Strategi Meningkatkan Mutu Pendidikan
Berdasarkan uraian diatas terkait dengan pengertian mutu pendidikan dan faktor yang mempengaruhinya, maka penulis menawarkan 6 (enam) strategi yang dapat dijadikan sebagai bahan petimbangan bagaimana meningkatkan mutu dan kualitas pendidikan di Banten pada khususnya, dan Indonesia pada umumnya.
Penguatan aspek manajemen sekolah dan pendidikan merupakan pilar penting dalam mewujudkan mutu dan kualitas pendidikan, tanpa dukungan manajemen pendidikan yang baik, maka sangat mustahil proses sebuah pendidikan akan berjalan dengan efektif. Aspek manajemen pendidikan ini merupakan satu kesatuan yang integral dengan tata pamong, stuktur dan stakeholder yang terlibat dalam proses pendidikan. Dalam konteks yang lebih operasional, aspek manajemen pendidikan adalah unsur-unsur yang terlibat secara langsung ataupun tidak langsung dengan proses pendidikan yang dilaksanakan. Diantara beberapa unsur yang terlibat dalam sebuah proses pendidikan adalah adanya peran Kepala Sekolah, Komite Sekolah, Pengawas dan Stakeholder lainnya yang memiliki kepedulian terhadap proses pendidikan.
Unsur-unsur diatas dalam sebuah pengelolaan pendidikan menjadi sangat menentukan keberlangsungan proses pendidikan yang bermutu. Misalnya, seorang kepala sekolah dengan segala tugas, tanggungjawab, dan wewenang yang melekat dalam dirinya merupakan leader bagi seluruh bagian yang ada di dalam proses pendidikan tersebut. Jika kepala sekolah (leader) tidak memiliki visi dan misi yang kuat terhadap manajemen pendidikan, maka jangan pernah berharap banyak bahwa lembaga pendidikan tersebut akan memiliki mutu dan kualitas yang diharapkan. Kepala sekolah merupakan motor penggerak, penentu arah kebijakan sekolah, yang akan menentukan bagaimana tujuan-tujuan sekolah dan pendidikan pada umumnya direalisasikan. Sehubungan dengan hal tersebut, kepala sekolah dituntut untuk senantiasa meningkatkan efektifitas kinerjanya. Kinerja kepemimpinan kepala sekolah dalam kaitannya dengan Aspek Manajemen Pendidikan adalah segala upaya dilakukan dan hasil yang dapat dicapai oleh kepala sekolaj dalam mewujudkan tujuan pendidikan secara efektif dan efisien.

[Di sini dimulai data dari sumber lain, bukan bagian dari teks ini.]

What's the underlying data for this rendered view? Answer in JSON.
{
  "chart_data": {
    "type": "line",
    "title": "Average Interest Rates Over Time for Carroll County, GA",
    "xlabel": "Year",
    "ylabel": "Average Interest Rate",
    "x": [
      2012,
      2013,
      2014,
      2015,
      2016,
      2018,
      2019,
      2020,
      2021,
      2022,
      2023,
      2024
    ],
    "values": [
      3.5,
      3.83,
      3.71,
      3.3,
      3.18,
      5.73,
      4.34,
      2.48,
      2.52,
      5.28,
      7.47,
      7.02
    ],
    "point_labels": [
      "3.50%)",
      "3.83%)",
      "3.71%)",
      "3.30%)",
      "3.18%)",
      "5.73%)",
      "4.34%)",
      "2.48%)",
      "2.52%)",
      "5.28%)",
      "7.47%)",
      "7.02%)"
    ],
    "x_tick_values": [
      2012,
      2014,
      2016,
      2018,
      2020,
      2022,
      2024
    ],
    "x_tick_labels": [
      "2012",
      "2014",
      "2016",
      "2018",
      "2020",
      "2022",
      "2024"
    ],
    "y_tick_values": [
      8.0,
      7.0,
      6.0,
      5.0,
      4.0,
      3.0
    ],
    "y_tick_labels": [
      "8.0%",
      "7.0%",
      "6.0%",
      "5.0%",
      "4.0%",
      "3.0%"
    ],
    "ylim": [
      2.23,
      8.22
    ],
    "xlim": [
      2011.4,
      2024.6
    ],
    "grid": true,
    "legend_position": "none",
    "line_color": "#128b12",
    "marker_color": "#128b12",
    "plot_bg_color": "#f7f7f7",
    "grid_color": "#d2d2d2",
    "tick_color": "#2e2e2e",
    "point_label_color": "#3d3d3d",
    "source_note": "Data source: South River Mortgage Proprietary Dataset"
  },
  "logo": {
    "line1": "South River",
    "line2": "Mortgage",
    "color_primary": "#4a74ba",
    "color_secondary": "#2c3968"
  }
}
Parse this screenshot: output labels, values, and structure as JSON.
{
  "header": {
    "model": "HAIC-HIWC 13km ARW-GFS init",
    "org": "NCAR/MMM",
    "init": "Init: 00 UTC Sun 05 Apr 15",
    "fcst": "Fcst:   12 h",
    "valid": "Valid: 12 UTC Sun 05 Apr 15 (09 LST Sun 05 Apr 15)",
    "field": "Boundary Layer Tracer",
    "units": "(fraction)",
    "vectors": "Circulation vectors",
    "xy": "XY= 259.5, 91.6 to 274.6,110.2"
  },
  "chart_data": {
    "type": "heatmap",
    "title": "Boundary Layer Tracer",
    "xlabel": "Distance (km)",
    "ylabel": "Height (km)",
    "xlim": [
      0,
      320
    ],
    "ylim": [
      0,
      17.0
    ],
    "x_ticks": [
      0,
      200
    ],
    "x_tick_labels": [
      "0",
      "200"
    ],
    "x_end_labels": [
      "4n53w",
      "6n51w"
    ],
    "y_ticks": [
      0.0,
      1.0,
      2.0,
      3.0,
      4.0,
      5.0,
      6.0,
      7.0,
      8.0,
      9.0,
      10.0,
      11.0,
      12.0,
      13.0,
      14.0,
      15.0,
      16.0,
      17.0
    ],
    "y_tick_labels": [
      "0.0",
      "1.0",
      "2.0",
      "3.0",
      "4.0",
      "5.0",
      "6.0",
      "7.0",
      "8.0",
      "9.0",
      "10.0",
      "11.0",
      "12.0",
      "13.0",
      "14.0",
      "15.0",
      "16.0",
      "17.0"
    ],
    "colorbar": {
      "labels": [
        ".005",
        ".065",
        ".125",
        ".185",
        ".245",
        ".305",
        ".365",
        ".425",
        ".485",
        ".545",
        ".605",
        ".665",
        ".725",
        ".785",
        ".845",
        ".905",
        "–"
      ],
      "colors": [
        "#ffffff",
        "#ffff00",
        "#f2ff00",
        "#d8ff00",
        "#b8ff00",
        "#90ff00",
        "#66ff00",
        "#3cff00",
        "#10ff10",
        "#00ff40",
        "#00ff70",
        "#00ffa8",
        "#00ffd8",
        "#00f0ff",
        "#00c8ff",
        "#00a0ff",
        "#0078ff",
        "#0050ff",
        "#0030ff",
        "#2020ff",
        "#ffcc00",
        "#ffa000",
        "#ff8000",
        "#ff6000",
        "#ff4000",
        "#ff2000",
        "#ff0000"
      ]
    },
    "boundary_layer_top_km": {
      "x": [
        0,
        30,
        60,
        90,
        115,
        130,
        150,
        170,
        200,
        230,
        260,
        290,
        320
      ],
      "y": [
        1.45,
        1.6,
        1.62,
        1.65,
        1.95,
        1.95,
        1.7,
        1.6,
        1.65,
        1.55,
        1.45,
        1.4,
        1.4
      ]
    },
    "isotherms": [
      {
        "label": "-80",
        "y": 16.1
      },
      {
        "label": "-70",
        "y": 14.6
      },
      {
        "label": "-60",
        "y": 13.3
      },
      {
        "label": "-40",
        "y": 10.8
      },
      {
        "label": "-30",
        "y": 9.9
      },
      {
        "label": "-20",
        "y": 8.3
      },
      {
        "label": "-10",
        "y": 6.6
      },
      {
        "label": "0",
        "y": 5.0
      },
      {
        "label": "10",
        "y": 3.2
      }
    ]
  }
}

Mulyasa (2007:126-127) dalam bukunya mengatakan bahwa sehubungan dengan itu, kepemimpinan kepala sekolah yang efektif dalam konsep Manajemen Berbasis Sekolah dapat dilihat berdasarkan kreteria berikut; pertama, mampu memberdayakan guru-guru untuk melaksanakan proses pembelajaran dengan baik, lancar dan produktif; kedua, mampu menjalin hubungan yang harmonis dengan masyarakat, sehingga dapat melibatkan mereka secara aktif dalam rangka mewujudkan tujuan sekolah dan pendidikan; ketiga, berhasil mewujudkan tujuan sekolah secara produktif sesuai dengan ketentuan yang telah ditetapkan; dan keempat berhasil menerapkan prinsip kepemimpinan yang sesuai dengan tingkat kedewasaan guru dan pegawai lain di sekolah.
Secara umum, aspek kedua yang selalu menjadi kambing hitam dari rendahnya mutu dan kualitas pendidikan adalah muatan kurikulum pendidikan yang tidak memiliki daya saing dan tidak kompatibel dengan lapangan kerja. Muatan Kurikulum pendidikan yang ada selama ini lebih banyak dijadikan sebagai komoditi, bukan sebagai kompetensi. Perubahan kurikulum yang sering terjadi, lemahnya sosialisasi dan lambannya impelementasi menjadi sebab, sebuah proses pendidikan tidak berjalan secara efektif.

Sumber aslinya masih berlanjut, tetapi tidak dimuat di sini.